LE COUCOU
C'est qui celui qui sonne ?
Un rôdeur invisible,
un gamin qu'on sermonne ?
C'est les deux à la fois
et qu'est-ce qu'il insiste
à la porte du bas
dont s'est brisée la clenche
l'oiseau aux deux tons doux
et si cruels
qu'on appelle
le coucou
quand on ne sait plus nommer
l'espèce noire de l'enfance
voleuse d'autres nids !
SAISON POUR VIVRE OU POUR MOURIR
Ce matin sur la terre l'automne est un chien noir
avec au cou un peu de brume en taches claires et
le lapin qu'il a levé dans le hallier courait comme
un ciel d'été à l'instant où les orages en tenue grise
ouvrent la chasse
C'est par le tremblement des pattes et de la langue
qu'on sait si les saisons s'en viennent ou s'en vont
mais cette palpitation dans le flanc d'une bête qui
peut dire si la vie ou la mort y afflue ?
Poème d'après le retour
En roulant tout à l'heure sous la pluie c'était la même
encre noire et le même bruit que lorsque l'on tourne
les pages d'un livre quand il pleut et qu'on lit pour
s'abriter sous le silence
dans la cuisine en automne avec à la fenêtre un arbre
noir qui tangue comme un vieil encrier dans lequel
une plume cherche un mot impossible pour finir le
poème d'un retour sous la pluie
Je ne souffrais pas, ça c'était bien. Ou alors si j'avais mal, c'était à un endroit qu'on ne peut pas situer dans le corps. C'était peut-être même en dehors, à condition que ce soit possible, bien sûr.
CHÈVRES, SIÈCLES ET ROIS
Pour sentir au visage un peu d'air
‒ quelque chose comme le souffle lent du monde ‒,
je marche vers le soir jusqu'à l'embarcadère
d'où l'ombre en felouque veut gagner l'autre rive.
Des chèvres poussent au pied de la montagne
de petits cris pour converser avec les rois.
Que voulez-vous désormais qu'il nous arrive?
Que voulez-vous demain que ça nous fasse ?

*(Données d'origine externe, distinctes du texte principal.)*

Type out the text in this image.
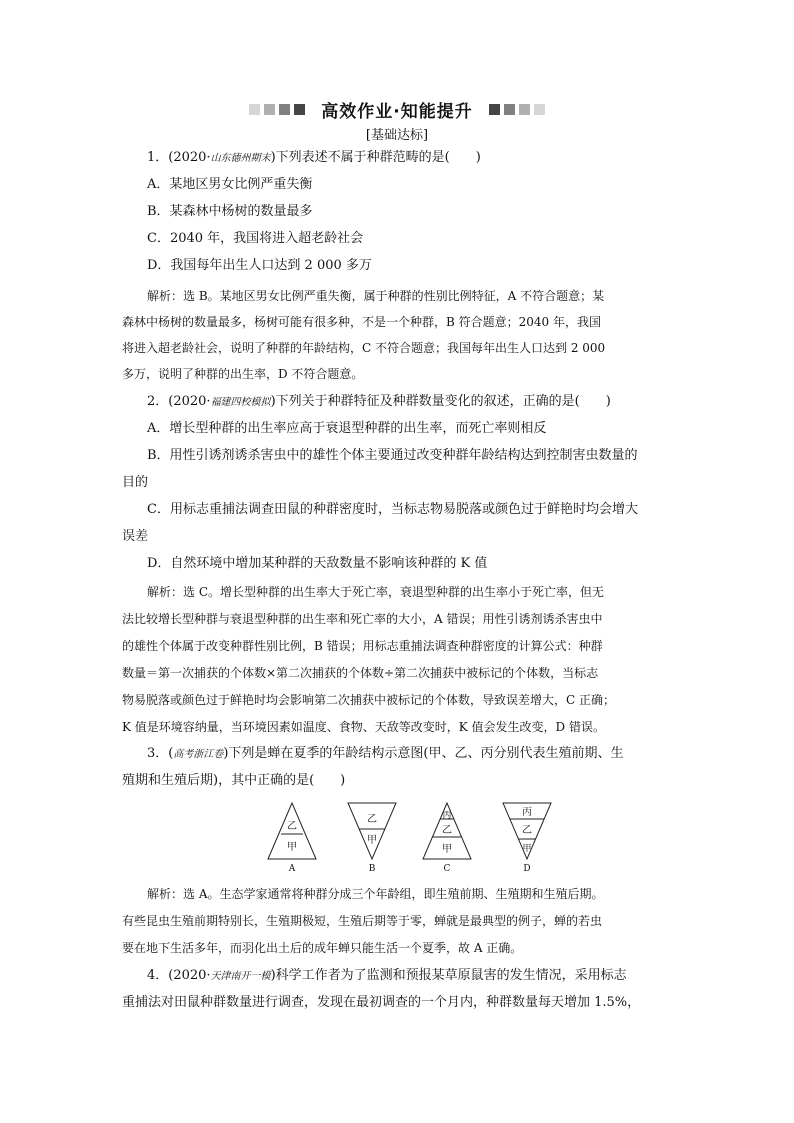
高效作业·知能提升
[基础达标]
1．(2020·山东德州期末)下列表述不属于种群范畴的是(　　)
A．某地区男女比例严重失衡
B．某森林中杨树的数量最多
C．2040 年，我国将进入超老龄社会
D．我国每年出生人口达到 2 000 多万
解析：选 B。某地区男女比例严重失衡，属于种群的性别比例特征，A 不符合题意；某
森林中杨树的数量最多，杨树可能有很多种，不是一个种群，B 符合题意；2040 年，我国
将进入超老龄社会，说明了种群的年龄结构，C 不符合题意；我国每年出生人口达到 2 000
多万，说明了种群的出生率，D 不符合题意。
2．(2020·福建四校模拟)下列关于种群特征及种群数量变化的叙述，正确的是(　　)
A．增长型种群的出生率应高于衰退型种群的出生率，而死亡率则相反
B．用性引诱剂诱杀害虫中的雄性个体主要通过改变种群年龄结构达到控制害虫数量的
目的
C．用标志重捕法调查田鼠的种群密度时，当标志物易脱落或颜色过于鲜艳时均会增大
误差
D．自然环境中增加某种群的天敌数量不影响该种群的 K 值
解析：选 C。增长型种群的出生率大于死亡率，衰退型种群的出生率小于死亡率，但无
法比较增长型种群与衰退型种群的出生率和死亡率的大小，A 错误；用性引诱剂诱杀害虫中
的雄性个体属于改变种群性别比例，B 错误；用标志重捕法调查种群密度的计算公式：种群
数量＝第一次捕获的个体数×第二次捕获的个体数÷第二次捕获中被标记的个体数，当标志
物易脱落或颜色过于鲜艳时均会影响第二次捕获中被标记的个体数，导致误差增大，C 正确；
K 值是环境容纳量，当环境因素如温度、食物、天敌等改变时，K 值会发生改变，D 错误。
3．(高考浙江卷)下列是蝉在夏季的年龄结构示意图(甲、乙、丙分别代表生殖前期、生
殖期和生殖后期)，其中正确的是(　　)
乙
甲
A
乙
甲
B
丙
乙
甲
C
丙
乙
甲
D
解析：选 A。生态学家通常将种群分成三个年龄组，即生殖前期、生殖期和生殖后期。
有些昆虫生殖前期特别长，生殖期极短，生殖后期等于零，蝉就是最典型的例子，蝉的若虫
要在地下生活多年，而羽化出土后的成年蝉只能生活一个夏季，故 A 正确。
4．(2020·天津南开一模)科学工作者为了监测和预报某草原鼠害的发生情况，采用标志
重捕法对田鼠种群数量进行调查，发现在最初调查的一个月内，种群数量每天增加 1.5%，
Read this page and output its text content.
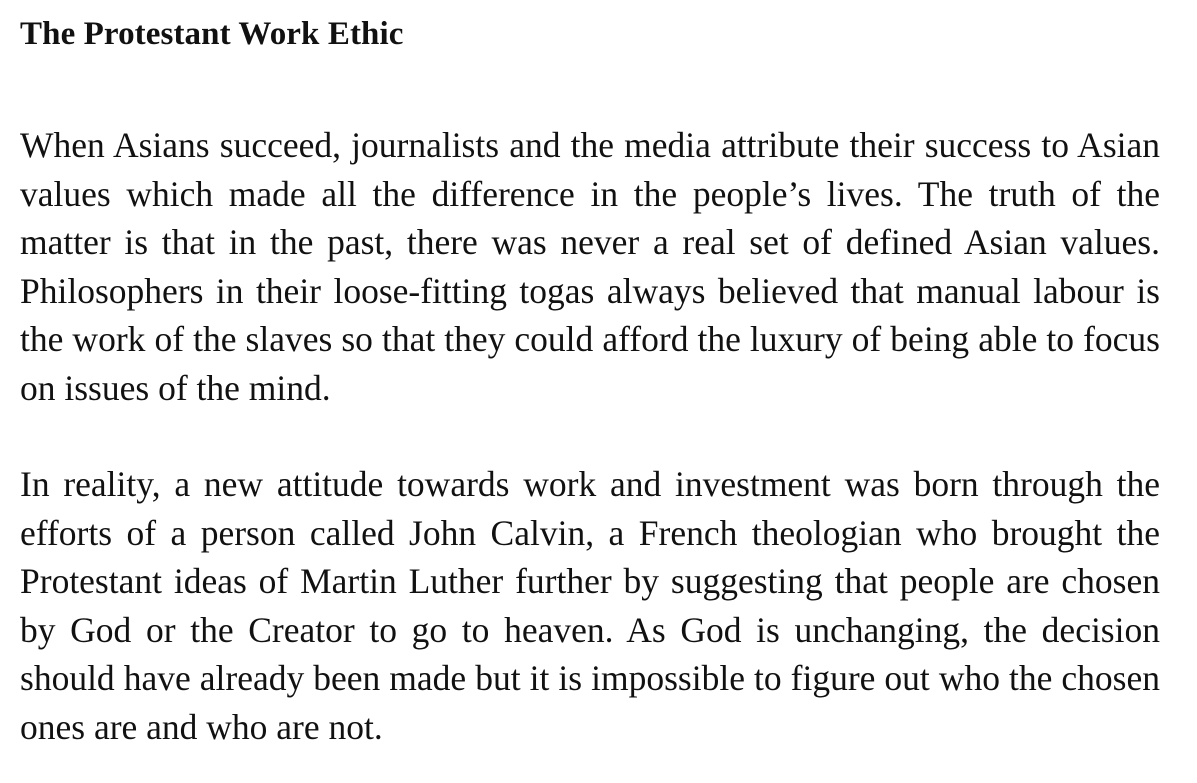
The Protestant Work Ethic

When Asians succeed, journalists and the media attribute their success to Asian values which made all the difference in the people’s lives. The truth of the matter is that in the past, there was never a real set of defined Asian values. Philosophers in their loose-fitting togas always believed that manual labour is the work of the slaves so that they could afford the luxury of being able to focus on issues of the mind.

In reality, a new attitude towards work and investment was born through the efforts of a person called John Calvin, a French theologian who brought the Protestant ideas of Martin Luther further by suggesting that people are chosen by God or the Creator to go to heaven. As God is unchanging, the decision should have already been made but it is impossible to figure out who the chosen ones are and who are not.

Les siècles bruissent comme une nuée d'éphémères
près de la lampe aux immobiles rondes
en avalant des croix.
Louxor, 12 mars 2000
FEMME EN VERT SUR LA PLAGE
Un matin de juillet à Kusadasi,
une femme en paréo vert est venue sur la plage
et tournée vers la mer immobile et quasi
semblable à une statue de sel,
elle a regardé longtemps le large,
l'île bleue de Samos, l'écume des nageurs.
Que pouvait bien ainsi scruter celle
dont je ne savais ni la nature des yeux
cachés derrière des lunettes noires,
ni le motif de sa simple détresse
qui fit d'elle pour moi ce matin de juillet
non pas une déesse venue à pied d'Éphèse
mais une femme belle d'être énigme à jamais ?
Asie Mineure, été 2003
FUGUE POUR RETROUVER UN SEUL INSTANT
Je sais à quel moment ce pays vibre le mieux
c'est aux heures lasses quand l'ombre des chênes
sous les pas prend la forme d'une contrebasse
Je m'en vais alors à creuse-temps
à fouille-tristesse dans la plaine
et rentre des soutes du noir en
mâchant les chemins comme des couennes
avec cette seule solitude : la rude errance des nuits
de corde qui donne au crâne son poids brut et aux
mots l'ombre crue qui les porte
PETITS EXERCICES D'OBSERVATION DU CIEL
On dit certains soirs que le temps est lourd mais
il n'y a pas la moindre balance
pour peser le ciel à moins que les bras des
Hommes n'atteignent un jour l'équilibre
— le lest du crâne soudain compensé par le gramme
bleu de l'œil cet unique
contrepoids de l'ombre
Les chansons ne sauvent de rien mais sans elles on meurt encore plus vite.